Half Marathon Training Schedule for Beginner Runners

Before starting any training for running the 13.1-mile half marathon distance, whether it’s in an organized race or on your own, you should be regularly running approximately 10 to 15 miles per week. If you’re a beginning runner, it’s always a good idea to consult your doctor before starting anything as strenuous as training for a half marathon, especially if you’re over age 35 or 40.

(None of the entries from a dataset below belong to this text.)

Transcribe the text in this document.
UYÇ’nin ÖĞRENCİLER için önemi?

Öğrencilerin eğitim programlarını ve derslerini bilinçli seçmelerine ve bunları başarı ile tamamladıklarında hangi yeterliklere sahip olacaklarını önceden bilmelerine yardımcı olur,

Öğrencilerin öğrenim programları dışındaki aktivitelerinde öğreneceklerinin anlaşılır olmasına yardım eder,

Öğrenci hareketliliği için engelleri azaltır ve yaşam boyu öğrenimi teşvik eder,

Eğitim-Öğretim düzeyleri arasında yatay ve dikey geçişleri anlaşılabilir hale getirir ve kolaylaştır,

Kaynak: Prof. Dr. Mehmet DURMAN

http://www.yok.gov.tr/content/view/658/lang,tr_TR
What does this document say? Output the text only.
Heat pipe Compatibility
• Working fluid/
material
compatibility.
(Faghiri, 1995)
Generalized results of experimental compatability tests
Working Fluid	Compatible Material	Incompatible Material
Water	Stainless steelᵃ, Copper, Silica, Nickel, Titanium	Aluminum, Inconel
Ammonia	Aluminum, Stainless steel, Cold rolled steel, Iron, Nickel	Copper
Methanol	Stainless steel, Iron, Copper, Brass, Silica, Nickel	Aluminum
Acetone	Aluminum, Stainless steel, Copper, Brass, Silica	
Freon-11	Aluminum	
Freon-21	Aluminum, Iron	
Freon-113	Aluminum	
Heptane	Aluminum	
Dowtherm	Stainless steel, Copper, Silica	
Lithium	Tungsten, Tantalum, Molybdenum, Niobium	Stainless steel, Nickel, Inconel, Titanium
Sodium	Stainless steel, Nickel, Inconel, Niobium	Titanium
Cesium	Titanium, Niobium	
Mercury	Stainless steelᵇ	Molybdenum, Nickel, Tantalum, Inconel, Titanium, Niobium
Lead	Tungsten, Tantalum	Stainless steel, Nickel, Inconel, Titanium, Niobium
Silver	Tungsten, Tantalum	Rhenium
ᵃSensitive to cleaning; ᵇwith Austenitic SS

Below is the training schedule that the publisher of this site has followed in past races, one that’s worked out well. It’s based on a simple philosophy — using the mid-week runs for conditioning and feeling out your proper pace, and using the once-per-week long runs to get you mentally prepared for running 13 miles.

Rest Days

Especially for beginning runners or those who may be experienced at running but training for their first half marathon, it’s important to take two days off from running during the week to allow your joints and muscles adequate time to rest. I’ve always taken two days off during the week, on Mondays and Fridays, as that allows a day off after your long run as well as a day off after your three mid-week running days.

Water

On your weekend long runs, make sure to bring plenty of water to drink after your run and during your run. It’s important especially when your long runs start reaching distances of seven, eight and nine miles or longer, to have water at the mid-point of your long run as well as at the end.
Sports drinks such as Gatorade or Powerade are fine as well, but you can’t go wrong with water. Also, this will get your body accustomed to what your race conditions will be like, when you’ll be able to have water most likely at every two miles in the race.